As the bombing of Iran by the United States and Israel rolls on and as Iran continues to lash out at its Arab neighbours, the Australian bishops have issued a dramatic call for the violence to stop.
Hundreds of civilians have been killed in Iran under the rain of bombs, as the US and Israel methodically target the country’s military infrastructure. Israel has bombed and invaded southern Lebanon, with scores of civilian casualties and hundreds of thousands of people displaced.
Although Iran no longer has effective air defences, its drones have hit many countries in the region – Israel, Dubai, Qatar, Bahrain, Jordan, the United Arab Emirates, Kuwait, Oman, and Saudi Arabia.
US President Donald Trump has said that he will settle for nothing less than unconditional surrender – but Iran continues to resist. Iranian President Masoud Pezeshkian dismissed Trump’s demands as a “dream that they should take to their grave.”
The situation changes day by day.
Australian bishops speak out
In a statement by Archbishop Timothy Costelloe SDB, President of the Australian Catholic Bishops Conference and Archbishop of Perth, the bishops say that the violence “weighs heavily on our hearts”.
“As Pope Leo warned this week, we stand ‘faced with the possibility of a tragedy of enormous proportions.

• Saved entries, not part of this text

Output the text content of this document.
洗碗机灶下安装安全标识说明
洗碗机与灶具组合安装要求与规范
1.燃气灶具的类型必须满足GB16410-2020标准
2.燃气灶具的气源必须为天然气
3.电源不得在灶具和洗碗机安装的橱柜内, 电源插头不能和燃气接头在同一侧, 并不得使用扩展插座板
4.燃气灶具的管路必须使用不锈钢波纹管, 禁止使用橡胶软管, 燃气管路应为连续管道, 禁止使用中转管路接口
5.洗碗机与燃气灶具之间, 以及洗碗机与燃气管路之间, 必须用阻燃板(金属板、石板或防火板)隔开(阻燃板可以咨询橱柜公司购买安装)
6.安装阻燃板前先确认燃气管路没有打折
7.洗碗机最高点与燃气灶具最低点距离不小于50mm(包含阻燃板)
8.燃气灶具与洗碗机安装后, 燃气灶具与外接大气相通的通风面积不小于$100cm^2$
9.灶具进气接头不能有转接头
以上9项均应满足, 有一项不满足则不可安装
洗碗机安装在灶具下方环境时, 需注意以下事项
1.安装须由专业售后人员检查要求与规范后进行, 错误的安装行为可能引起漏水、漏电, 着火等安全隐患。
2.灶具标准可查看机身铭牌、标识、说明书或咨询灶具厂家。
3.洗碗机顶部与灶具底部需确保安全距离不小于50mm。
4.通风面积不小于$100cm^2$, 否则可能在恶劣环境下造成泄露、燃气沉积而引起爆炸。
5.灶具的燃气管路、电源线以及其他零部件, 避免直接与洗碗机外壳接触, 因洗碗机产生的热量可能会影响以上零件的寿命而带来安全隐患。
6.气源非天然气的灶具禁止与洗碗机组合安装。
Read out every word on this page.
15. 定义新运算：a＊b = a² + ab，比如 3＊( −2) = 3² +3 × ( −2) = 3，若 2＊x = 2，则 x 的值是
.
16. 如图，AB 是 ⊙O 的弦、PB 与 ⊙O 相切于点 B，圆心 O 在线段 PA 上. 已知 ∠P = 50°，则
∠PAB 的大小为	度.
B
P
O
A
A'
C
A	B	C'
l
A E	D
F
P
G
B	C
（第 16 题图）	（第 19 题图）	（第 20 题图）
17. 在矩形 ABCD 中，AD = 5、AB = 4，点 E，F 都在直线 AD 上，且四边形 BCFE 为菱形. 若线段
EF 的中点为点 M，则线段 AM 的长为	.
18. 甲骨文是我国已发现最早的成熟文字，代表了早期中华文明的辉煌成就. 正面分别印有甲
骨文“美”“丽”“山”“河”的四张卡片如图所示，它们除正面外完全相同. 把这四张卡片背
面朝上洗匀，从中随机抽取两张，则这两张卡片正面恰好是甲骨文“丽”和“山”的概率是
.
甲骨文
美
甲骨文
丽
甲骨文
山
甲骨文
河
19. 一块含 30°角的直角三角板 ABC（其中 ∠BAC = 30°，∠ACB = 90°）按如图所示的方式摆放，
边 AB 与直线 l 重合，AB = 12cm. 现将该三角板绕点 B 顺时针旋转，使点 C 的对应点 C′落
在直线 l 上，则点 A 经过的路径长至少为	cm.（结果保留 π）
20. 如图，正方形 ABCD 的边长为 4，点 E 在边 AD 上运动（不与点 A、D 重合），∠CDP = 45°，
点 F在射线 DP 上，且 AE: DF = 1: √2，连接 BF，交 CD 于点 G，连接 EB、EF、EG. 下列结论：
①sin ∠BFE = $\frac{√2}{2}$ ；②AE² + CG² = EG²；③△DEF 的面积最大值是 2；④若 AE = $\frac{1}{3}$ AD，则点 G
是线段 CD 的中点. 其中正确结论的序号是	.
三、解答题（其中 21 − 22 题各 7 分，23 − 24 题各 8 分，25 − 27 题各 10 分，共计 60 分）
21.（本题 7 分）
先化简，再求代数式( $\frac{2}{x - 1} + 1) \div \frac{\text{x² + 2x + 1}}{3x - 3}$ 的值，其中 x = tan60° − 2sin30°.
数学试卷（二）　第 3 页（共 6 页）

“His appeal is one we wholeheartedly echo: that all parties ‘assume the moral responsibility to stop the spiral of violence before it becomes an irreparable abyss’.
“Violence only multiplies suffering; war is not the answer and is always a defeat for humanity. The current hostilities have already caused immense harm.”
About 115,000 Australians are stranded in the Middle East, according to Assistant Minister for Foreign Affairs and Trade Matt Thistlewaite, because airports have closed and airspace has been shut down. The bishops also expressed their concern for them, including people serving in peacekeeping and humanitarian roles.
“This is an anxious time for their families, friends and communities,” Archbishop Costelloe says. “We assure them of our prayers and our pastoral concern.”
And they ask for prayers.
“Above all, we pray for the innocent: for those already killed, for the injured and traumatised, for families separated or displaced and for communities living in fear.
“We pray too for leaders at every level: that their decisions be grounded in respect for human dignity, the common good and solidarity with the suffering.”
Vatican scepticism
The Vatican seems to be taking a very dim view of arguments supporting the war. In an interview with Vatican News, the Secretary of State, Cardinal Pietro Parolin was sceptical about the argument that this is a just war.

“As the UN Charter notes, recourse to force must be considered only as a last and most grave resort, after all the instruments of political and diplomatic dialogue have been used, after carefully assessing the limits of necessity and proportionality, on the basis of rigorous verification and well-founded reasons, and always within the framework of multilateral governance,” he explained.
“If states were to be recognised as having a right to ‘preventive war,’ according to their own criteria and without a supranational legal framework, the whole world would risk being set ablaze.
“This erosion of international law is truly worrying: justice has given way to force; the force of law has been replaced by the law of force, with the conviction that peace can arise only after the enemy has been annihilated.”
Iranian Catholics
There are at least several hundred Iranian Catholics in Sydney, mostly belonging to the Chaldean rite and living mostly in Fairfield and Liverpool.
The Catholic presence in Iran itself is minuscule but significant. Tehran has its own cardinal, appointed by Pope Francis in 2024, Archbishop Dominique Mathieu, a Belgian Conventual Franciscan, who has been Archbishop of Tehran-Isfahan for Latin rite Catholics since 2021. There are only about 2,000 Latin rite Catholics in Iran and only three priests- himself, the nuncio and the nuncio’s secretary.

Most Catholics in Iran belong to the Chaldean rite. Some belong to the Armenian rite. The Pillar, an American website focusing on Catholic affairs, has described Iranian Catholics as “the most cathedraled people in the world”. Although there are only about 9,000 Catholics, there are six cathedrals – one Latin rite, one Armenian, and four Chaldean.
Conversions are forbidden, as is distributing Bibles in Farsi, the national language. Last year the US Commission On International Religious Freedom classified Iran as a “country of particular concern” for engaging in “systematic, ongoing, and egregious violations of religious freedom”. Understandably, therefore, conversions to Christianity are kept quiet and there are no reliable statistics about the real number of Christians.
Paradoxically, Christian symbols are not necessarily banned. Catholic priests can wear clerical garb and pectoral crosses in public. And a metro station dedicated to the Blessed Virgin Mary was recently opened in Tehran. The Maryam-e Moghadass station features a huge bas-relief of Mary along with other Christian imagery. Above ground at the station is the Armenian Apostolic Cathedral.
“Proselytism cannot be done, but we are not prevented from living in society and bearing witness,” Cardinal Mathieu told EWTN in 2024. He reminds his flock of “the importance of our witness, of praying, of having a virtuous life, of working on our sanctification, because there we are truly also a leaven for the country. We can be that salt that gives life.”